NICE’s position on the rule of rescue is incompatible with the purpose of the NHS as a state mandated healthcare system which must at least be the option of last resort for people where social values and preference would provide healthcare — despite NICE’s analysis.  Government cannot let HTA bodies such as NICE ignore the rule of rescue.  NICE argues that it adequately takes account of this — but there is a discontinuity in the applicable decision logic below and above NICE’s QALY threshold.  NICE in effect is applying below the line logic to above the line issues.  The issue of compliance and indeed civil disobedience may be applicable as doctors are prohibited from violating their professional codes of conduct, or acquiescing in acts or procedures that would cause them to violate their ethical code.  A doctor strictly speaking cannot not aid a person caught by the NICE threshold cutoff, where they are able.  The state is obligated to interevene and pay for expensive care as it is not an act of supererogation, but it is the State’s duty.

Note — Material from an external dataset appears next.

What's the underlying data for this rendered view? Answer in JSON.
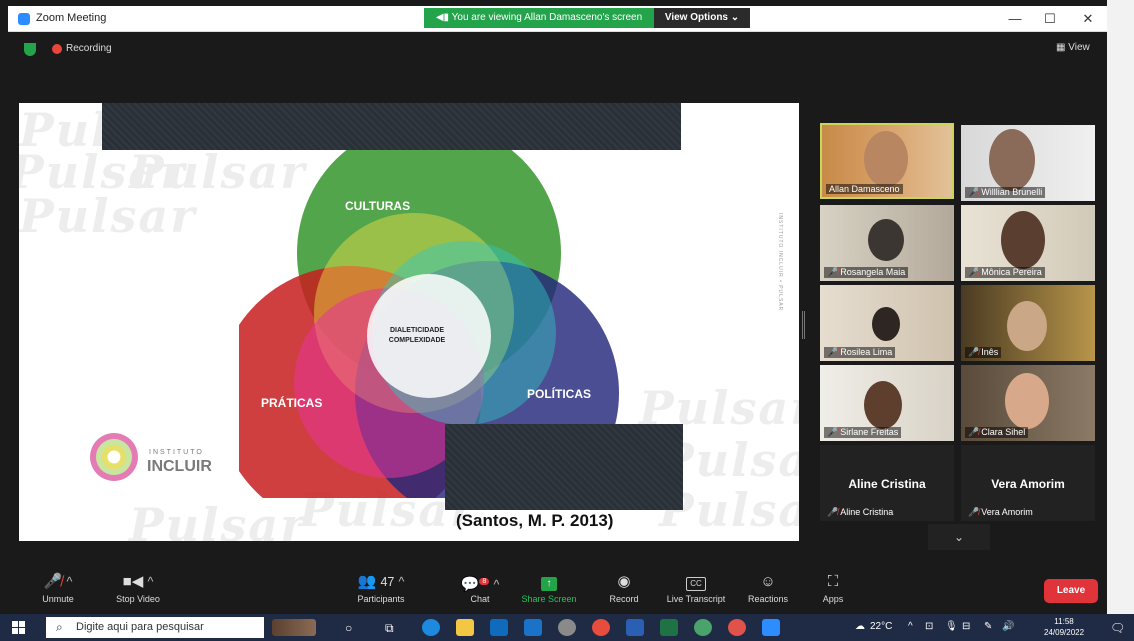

Therefore, the State must act in cases above the line out of duty –  aiding people who might cost a lot by HTA QALY benchmarks but if the state doesn’t act, and who will?  This is especially troublesome in the UK where the NHS is presented as the health provider of last resort — not something NICE has clearly thought through.  Will the politicians allow NICE to wag, so to speak, the objectives of universal healthcare?

As other countries adopt NICE-like thinking, how will they come to understand the role of the state?